Cela ne serait toutefois pas toujours le cas.
Pour l'instant, Stiles avait mis sa vie professionnelle en pause pour s'occuper de sa petite famille, qui vivait grâce à l'héritage pharamineux des Hale. De ce côté-là, l'hyperactif n'aurait donc pas de souci à se faire pendant un moment. De toute façon, l'argent n'était rien à côté de l'état mental désastreux de son mari et de leur fils qui, chacun à leur manière, tentaient d'aller de l'avant. Mais ce n'était pas assez. Ça ne bougeait pas. Eli s'isolait et Derek peinait à rester ancré dans le moment présent. Dans tous les cas, ça bloquait.
Stiles retint un soupir et serra son homme contre lui, en évitant autant que possible de lui faire mal. Son homme dont l'air restait hagard et les tempes, luisantes de sueur. Il avait commencé à revenir, mais ce n'était pas encore fini.

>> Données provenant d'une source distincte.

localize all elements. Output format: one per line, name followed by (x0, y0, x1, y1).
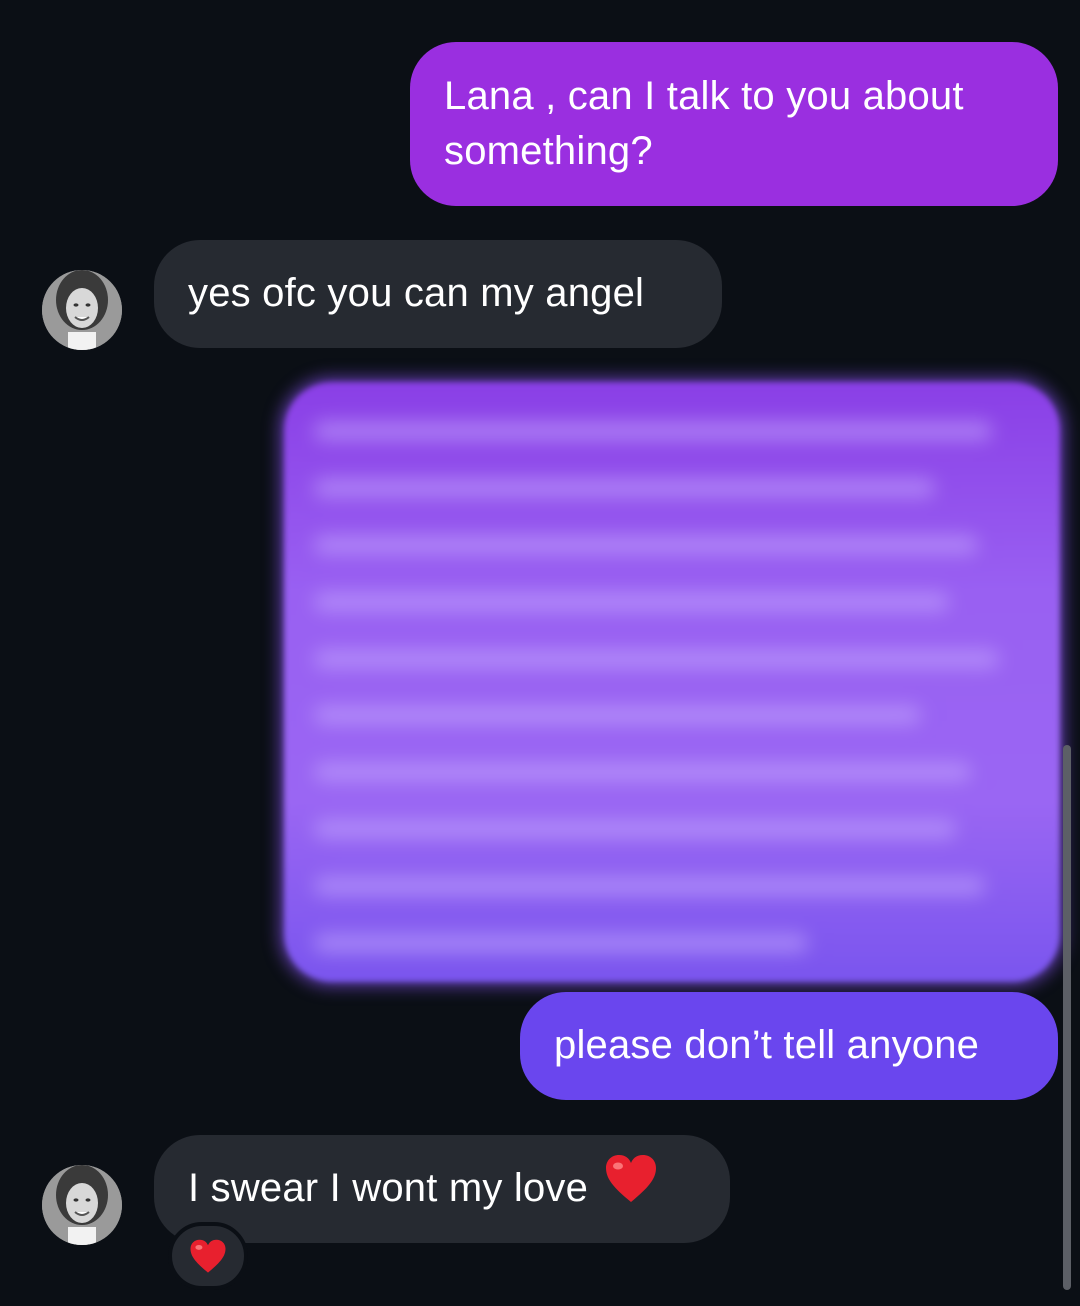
received-message-bubble[interactable]: I swear I wont my love (154, 1135, 730, 1243)
blurred-message-bubble[interactable] (284, 382, 1060, 982)
heart-emoji-icon (604, 1154, 658, 1219)
heart-reaction-icon (190, 1239, 226, 1273)
heart-reaction[interactable] (168, 1222, 248, 1290)
sent-message-bubble[interactable]: please don’t tell anyone (520, 992, 1058, 1100)
blurred-text-lines (314, 422, 1020, 952)
received-message-bubble[interactable]: yes ofc you can my angel (154, 240, 722, 348)
sent-message-text: please don’t tell anyone (554, 1023, 980, 1067)
sent-message-text: Lana , can I talk to you about something… (444, 74, 964, 173)
profile-photo-icon (42, 270, 122, 350)
received-message-text: I swear I wont my love (188, 1166, 589, 1210)
profile-photo-icon (42, 1165, 122, 1245)
sent-message-bubble[interactable]: Lana , can I talk to you about something… (410, 42, 1058, 206)
received-message-text: yes ofc you can my angel (188, 271, 645, 315)
contact-avatar[interactable] (42, 270, 122, 350)
contact-avatar[interactable] (42, 1165, 122, 1245)
scrollbar[interactable] (1063, 745, 1071, 1290)
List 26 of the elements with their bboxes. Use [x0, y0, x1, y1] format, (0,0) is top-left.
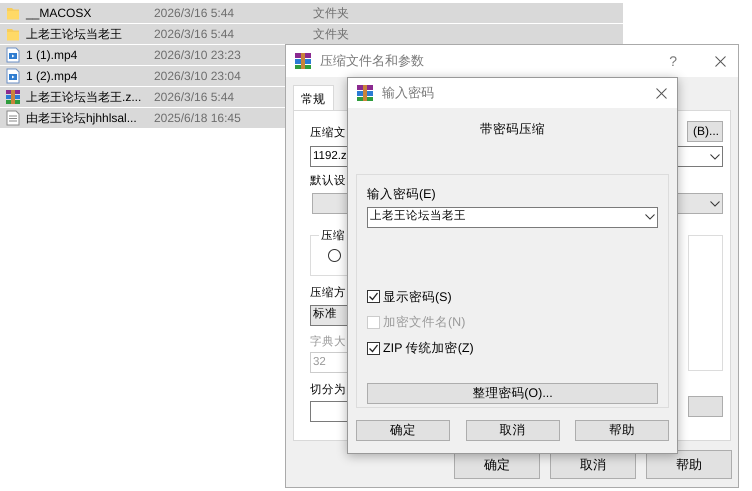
window-title: 压缩文件名和参数 [320, 52, 424, 70]
window-title: 输入密码 [382, 84, 434, 102]
field-label: 压缩文 [310, 126, 346, 141]
file-date: 2026/3/10 23:04 [154, 68, 242, 85]
dialog-heading: 带密码压缩 [479, 121, 546, 138]
checkbox-label: ZIP 传统加密(Z) [383, 340, 474, 357]
checkbox-label: 加密文件名(N) [383, 314, 466, 332]
file-name: 1 (1).mp4 [26, 47, 78, 64]
file-name: 由老王论坛hjhhlsal... [26, 110, 138, 127]
file-type: 文件夹 [313, 5, 349, 22]
file-type: 文件夹 [313, 26, 349, 43]
file-date: 2026/3/16 5:44 [154, 26, 236, 43]
field-label: 压缩方 [310, 285, 346, 302]
file-name: __MACOSX [26, 5, 92, 22]
file-name: 上老王论坛当老王.z... [26, 89, 142, 106]
file-date: 2025/6/18 16:45 [154, 110, 242, 127]
field-label: 字典大 [310, 334, 346, 350]
field-label: 切分为 [310, 382, 346, 398]
checkbox-label: 显示密码(S) [383, 288, 452, 306]
file-date: 2026/3/16 5:44 [154, 89, 236, 106]
file-date: 2026/3/16 5:44 [154, 5, 236, 22]
file-name: 上老王论坛当老王 [26, 26, 123, 43]
file-name: 1 (2).mp4 [26, 68, 78, 85]
field-label: 输入密码(E) [367, 186, 436, 203]
field-label: 默认设 [310, 174, 346, 189]
file-date: 2026/3/10 23:23 [154, 47, 242, 64]
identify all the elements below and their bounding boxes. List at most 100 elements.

- Je suis là, Der. Tu es à la maison. Rappelle-toi que tu es à la maison. Dans mes bras.
D'une main, il lui caressa la joue. Dans ces moments-là, tout ce qu'il trouvait à faire, c'était de le câliner tout en lui parlant. Il avait tendance à se dire que ça fonctionnait, que... Ça avait un semblant d'effet. Il ne savait pas si c'était réellement le cas, mais il essayait toutefois de s'en convaincre. Et la tendance qu'avait Derek, comme il le fit soudainement, de refermer ses bras sur sa taille, lui disait que quelque part, il devait avoir raison. L'affection qu'il lui apportait... Elle lui était salutaire. Néanmoins, elle n'était pas assez et Stiles se savait... Insuffisant. Il faudrait davantage de soins à Derek pour que celui-ci se remette de l'incident.
- A la maison... Répéta Derek.
Le loup-garou posa sa tête sur l'épaule de son mari et ce dernier l'entendit haleter, légèrement.
- Pardon, souffla le loup-garou.
Stiles sentit son cœur se briser, comme chaque fois que Derek s'excusait d'avoir cauchemardé, ou fait une crise.
- Tout va bien, Sourwolf.
Stiles ne saurait dire si c'était le devoir de faire semblant ou l'habitude qui lui faisait avoir une voix si claire, si assurée. Il y avait dans son propre ton quelque chose de sûr, un aplomb qu'il savait faux, mais qui faisait illusion. Pour être honnête, il était fatigué. Assurer sur tous les plans n'était pas aussi simple qu'on pourrait le croire. Il ne suffisait pas d'essayer de rendre son mari et son fils heureux malgré tout.
Il fallait le faire en essayant de ne pas se perdre et ça, c'était une autre histoire. Si le personnage que s'était créé Stiles tombait, leur famille s'effondrerait et ça, il en était hors de question.
Parce que l'homme qu'il était devenu n'était pas aussi serein ni aussi assuré qu'on ne le pensait. Il avait ses fragilités, ses doutes et il ne les exprimait pas. Ou peu. Parfois, il envoyait quelques textos à Isaac, quand tout garder pour lui devenait trop dur. D'autres fois, c'était Peter qu'il contactait. Peter qui, le jour funeste de la presque mort de Derek, avait été trop sidéré pour agir. Parce qu'en voyant les flammes dévorer le corps de son neveu, il avait revécu l'incendie du manoir. Pour lui, impossible de faire quoi que ce soit à ce moment-là tant le choc et la sidération l'avaient mis à mal. Alors, Stiles ne lui en voulait pas.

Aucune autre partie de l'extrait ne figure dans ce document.